Studio album by The Northern Pikes
- Released: 1992
- Recorded: July–August 1992
- Studio: A&M (Hollywood)
- Genre: Rock
- Label: Virgin
- Producer: The Northern Pikes, Rob Jaczko

The Northern Pikes chronology
| Snow in June (1990) | Neptune (1992) | Gig (1993) |

= Neptune (Northern Pikes album) =

Neptune is the fourth album by The Northern Pikes released in 1992. This was the band's last studio album until they reformed in 1999.

"Twister" and "Everything" were released as proper singles, with "Twister" becoming a moderate hit. The song "Believe" was released as a promotional single, and was a top 40 hit.
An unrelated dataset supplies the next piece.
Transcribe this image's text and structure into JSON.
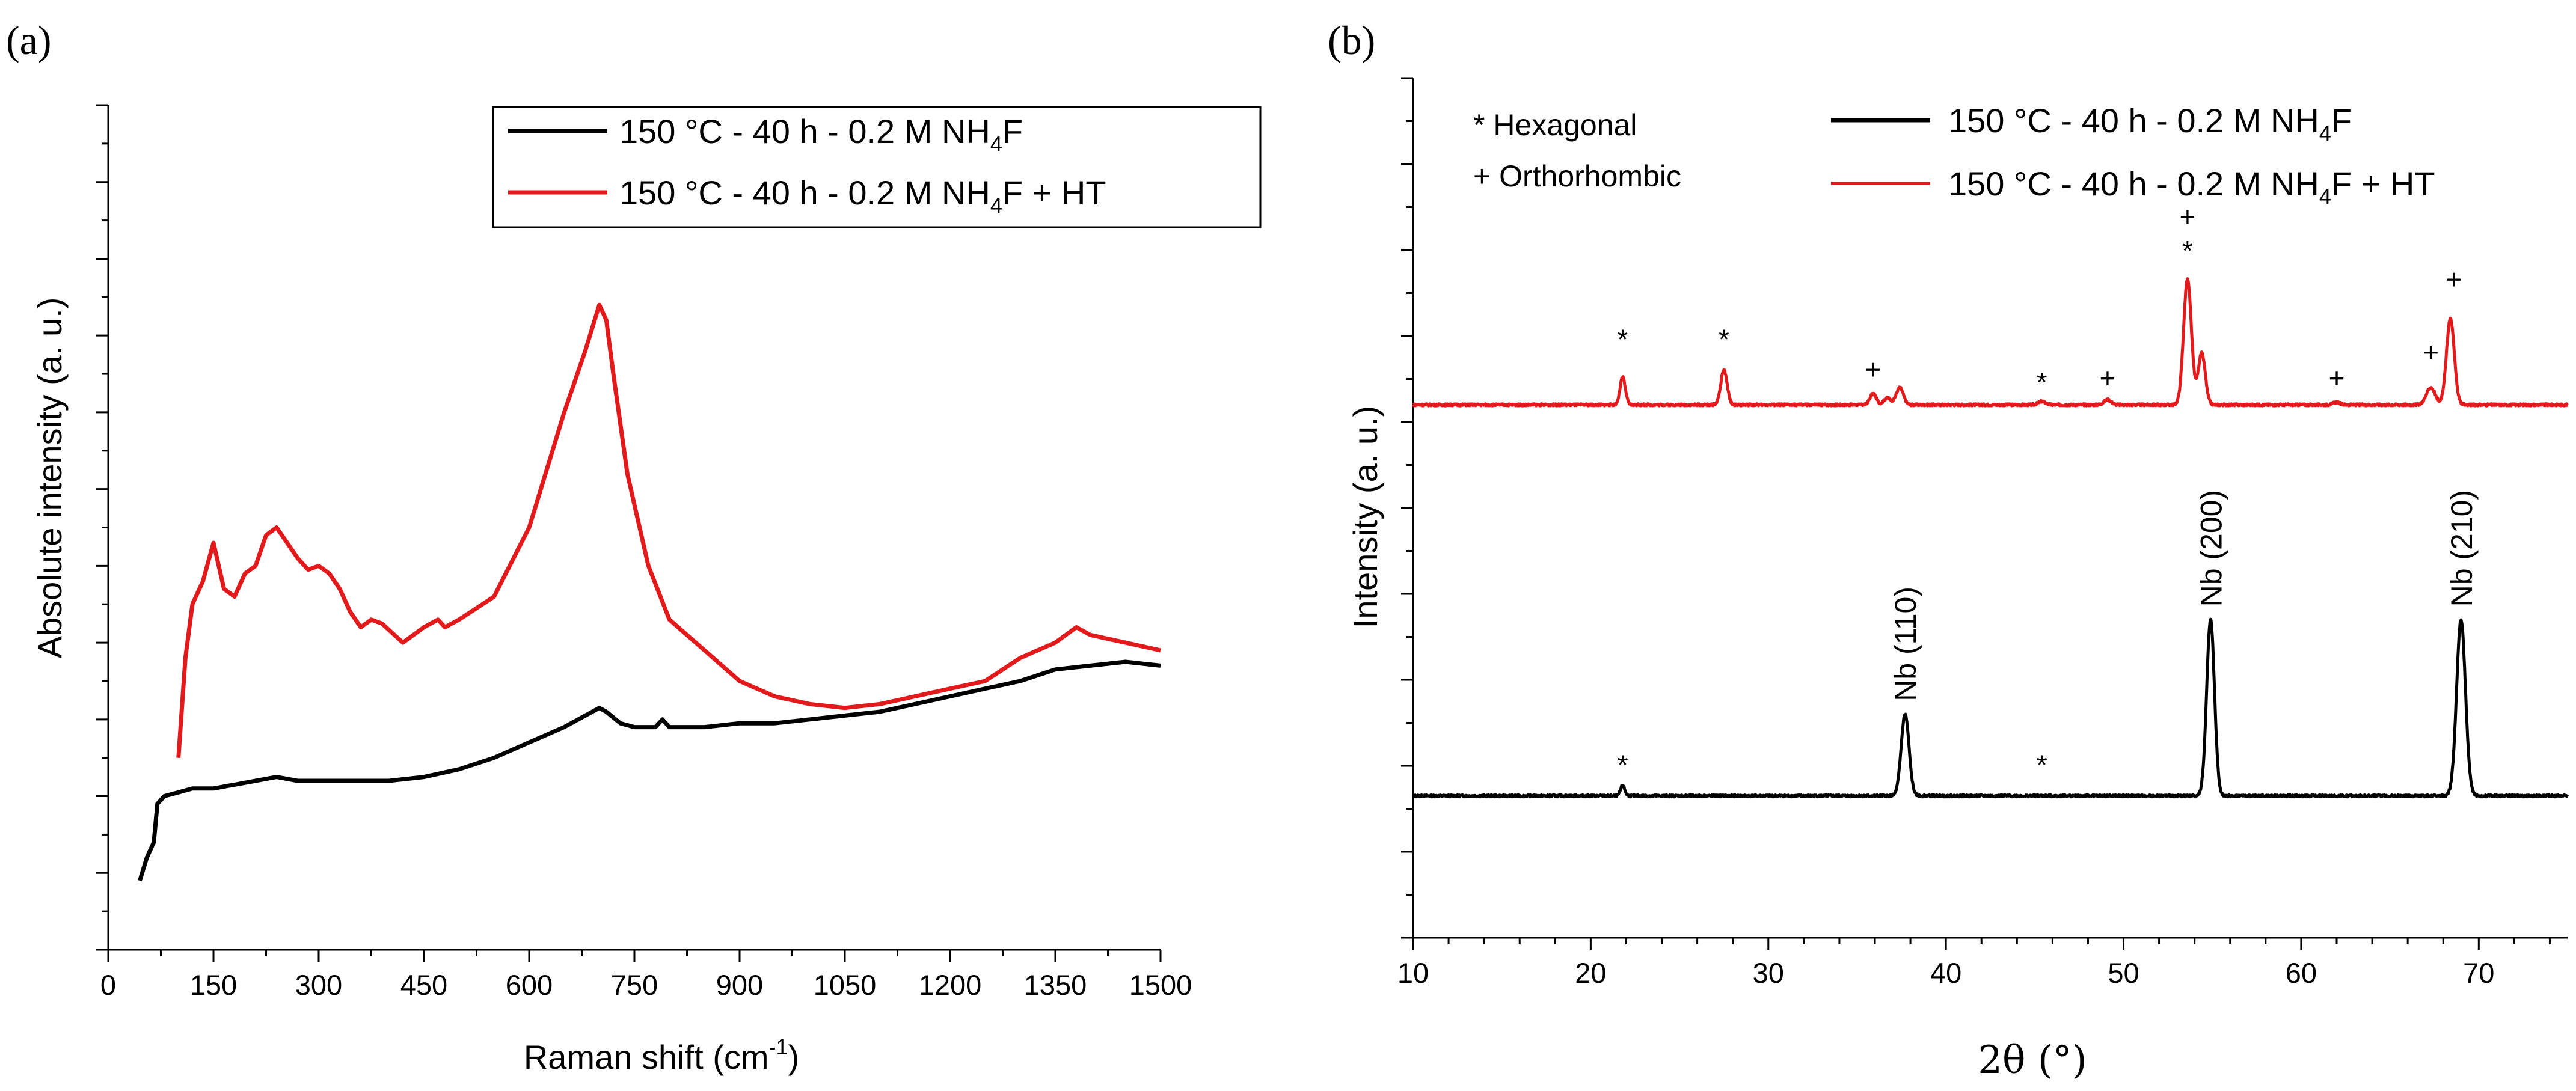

Meanwhile, "Everything" failed to chart – instead, the b-side "Worlds Away" picked up airplay and peaked at #40 on the Canadian singles charts.
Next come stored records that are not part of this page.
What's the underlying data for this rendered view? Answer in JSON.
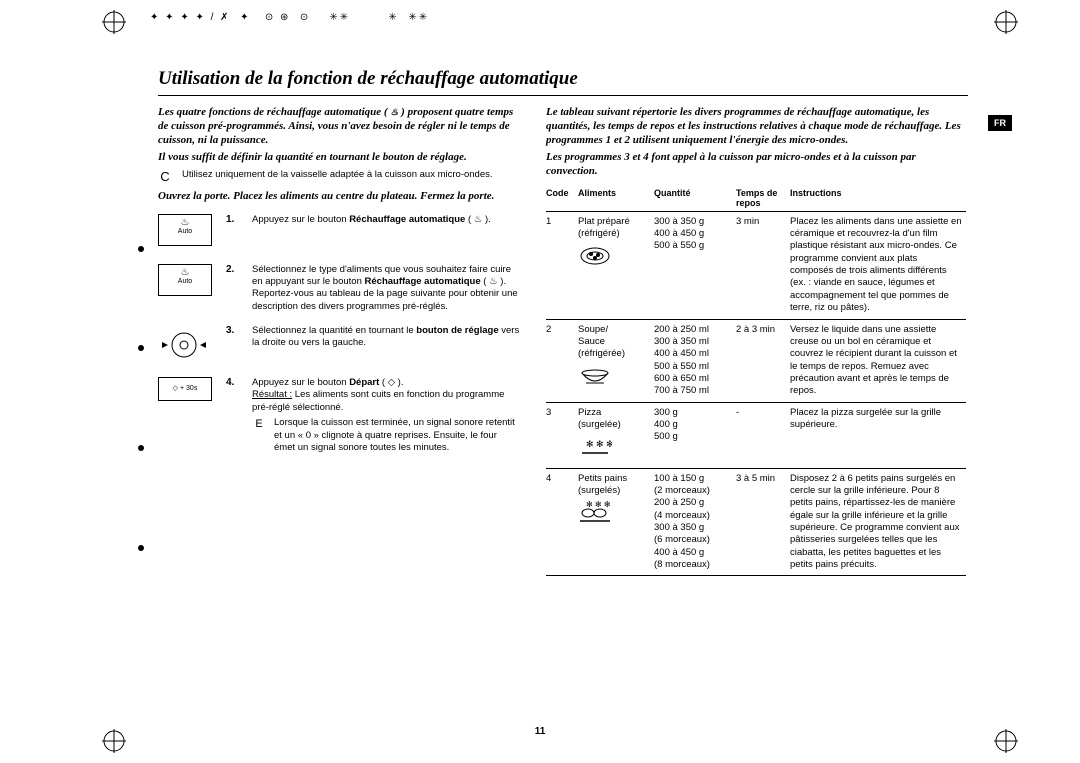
{
  "title": "Utilisation de la fonction de réchauffage automatique",
  "left": {
    "intro1": "Les quatre fonctions de réchauffage automatique ( ",
    "intro1b": " ) proposent quatre temps de cuisson pré-programmés. Ainsi, vous n'avez besoin de régler ni le temps de cuisson, ni la puissance.",
    "intro2": "Il vous suffit de définir la quantité en tournant le bouton de réglage.",
    "note": "Utilisez uniquement de la vaisselle adaptée à la cuisson aux micro-ondes.",
    "intro3": "Ouvrez la porte. Placez les aliments au centre du plateau. Fermez la porte.",
    "steps": [
      {
        "num": "1.",
        "icon": "auto",
        "text_a": "Appuyez sur le bouton ",
        "bold_a": "Réchauffage automatique",
        "text_b": " ( ",
        "text_c": " )."
      },
      {
        "num": "2.",
        "icon": "auto",
        "text_a": "Sélectionnez le type d'aliments que vous souhaitez faire cuire en appuyant sur le bouton ",
        "bold_a": "Réchauffage automatique",
        "text_b": " ( ",
        "text_c": " ). Reportez-vous au tableau de la page suivante pour obtenir une description des divers programmes pré-réglés."
      },
      {
        "num": "3.",
        "icon": "dial",
        "text_a": "Sélectionnez la quantité en tournant le ",
        "bold_a": "bouton de réglage",
        "text_b": " vers la droite ou vers la gauche."
      },
      {
        "num": "4.",
        "icon": "depart",
        "text_a": "Appuyez sur le bouton ",
        "bold_a": "Départ",
        "text_b": " ( ",
        "text_c": " ).",
        "result_label": "Résultat :",
        "result_text": " Les aliments sont cuits en fonction du programme pré-réglé sélectionné.",
        "e_text": "Lorsque la cuisson est terminée, un signal sonore retentit et un « 0 » clignote à quatre reprises. Ensuite, le four émet un signal sonore toutes les minutes."
      }
    ],
    "auto_label": "Auto",
    "depart_label": "+ 30s"
  },
  "right": {
    "intro1": "Le tableau suivant répertorie les divers programmes de réchauffage automatique, les quantités, les temps de repos et les instructions relatives à chaque mode de réchauffage. Les programmes 1 et 2 utilisent uniquement l'énergie des micro-ondes.",
    "intro2": "Les programmes 3 et 4 font appel à la cuisson par micro-ondes et à la cuisson par convection.",
    "headers": {
      "code": "Code",
      "food": "Aliments",
      "qty": "Quantité",
      "time": "Temps de repos",
      "instr": "Instructions"
    },
    "rows": [
      {
        "code": "1",
        "food": "Plat préparé (réfrigéré)",
        "icon": "plate",
        "qty": "300 à 350 g\n400 à 450 g\n500 à 550 g",
        "time": "3 min",
        "instr": "Placez les aliments dans une assiette en céramique et recouvrez-la d'un film plastique résistant aux micro-ondes. Ce programme convient aux plats composés de trois aliments différents (ex. : viande en sauce, légumes et accompagnement tel que pommes de terre, riz ou pâtes)."
      },
      {
        "code": "2",
        "food": "Soupe/ Sauce (réfrigérée)",
        "icon": "bowl",
        "qty": "200 à 250 ml\n300 à 350 ml\n400 à 450 ml\n500 à 550 ml\n600 à 650 ml\n700 à 750 ml",
        "time": "2 à 3 min",
        "instr": "Versez le liquide dans une assiette creuse ou un bol en céramique et couvrez le récipient durant la cuisson et le temps de repos. Remuez avec précaution avant et après le temps de repos."
      },
      {
        "code": "3",
        "food": "Pizza (surgelée)",
        "icon": "pizza",
        "qty": "300 g\n400 g\n500 g",
        "time": "-",
        "instr": "Placez la pizza surgelée sur la grille supérieure."
      },
      {
        "code": "4",
        "food": "Petits pains (surgelés)",
        "icon": "bread",
        "qty": "100 à 150 g\n(2 morceaux)\n200 à 250 g\n(4 morceaux)\n300 à 350 g\n(6 morceaux)\n400 à 450 g\n(8 morceaux)",
        "time": "3 à 5 min",
        "instr": "Disposez 2 à 6 petits pains surgelés en cercle sur la grille inférieure. Pour 8 petits pains, répartissez-les de manière égale sur la grille inférieure et la grille supérieure. Ce programme convient aux pâtisseries surgelées telles que les ciabatta, les petites baguettes et les petits pains précuits."
      }
    ]
  },
  "page_number": "11",
  "badge": "FR",
  "colors": {
    "text": "#000000",
    "bg": "#ffffff"
  }
}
The album was certified Gold in Canada by the Canadian Recording Industry Association on December 10, 1992.

The album features co-vocals by Margo Timmins of Cowboy Junkies on two songs, and the playing of Ken Greer of Red Rider on two songs.

Professional ratings
Review scores
| Source | Rating |
| Allmusic | link |

==Track listing==
1. "Twister" (Jay Semko, Bryan Potvin) - 3:25
2. "Believe" (Potvin) - 4:35
3. "All This Man Can Do" (Semko, Potvin, Merl Bryck, Don Schmid) - 3:52
4. "Worlds Away" (Semko) - 4:19
5. "Why Cry" (Semko, Potvin, Bryck, Schmid) - 3:37
6. "Somedays" (Bryck) - 4:31
7. "Crocodile Tears" (Potvin) - 4:24
8. "What it's Really About" (Semko) - 3:57
9. "Hold On" (Potvin) - 3:58
10. "Chain of Flowers" (Semko, Potvin, Bryck, Schmid) - 5:11
11. "Francesca" (Semko) - 5:10
12. "Everything" (Semko) - 3:37
13. "Straight Line" (Semko, Potvin, Bryck, Schmid) - 6:20
14. "Black Cat" (Bryck) - 3:37
15. "The Way You Are" (Potvin) - 5:15

== Album credits ==
===Personnel===
- Jay Semko - vocals, bass
- Bryan Potvin - vocals, guitar
- Merl Bryck - vocals, guitar
- Don Schmid - drums, percussion

===Additional personnel===
- Ross Nykiforuk - keyboards
- Jimmy Amason - slide guitar on "Twister"
- Greg Johns - mellotron on "Believe"
- Ken Greer - pedal steel on "All This Man Can Do", guitar on "Why Cry"
- Margo Timmins - vocals on "Worlds Away" and "Chain of Flowers"
- Rob Jaczko - timbales on "The Way You Are"

===Production===
- Co-Produced by The Northern Pikes and Rob Jaczko
- Engineered and mixed by Rob Jaczko
- Assisted by Mike Baumgartner and John Aguto, Metalworks, Toronto
- Assisted by L. Stuary Young, Ed Krautner, and Mark Peters, Blue Jay Studios, Boston
- Assisted by Mark Wessel
- Mastered by Bob Ludwig, Masterdisk, New York

== Charts ==
Neptune made its debut on the Canadian Albums chart on November 21, 1992. The album was certified Gold in Canada by the Canadian Recording Industry Association on December 10, 1992.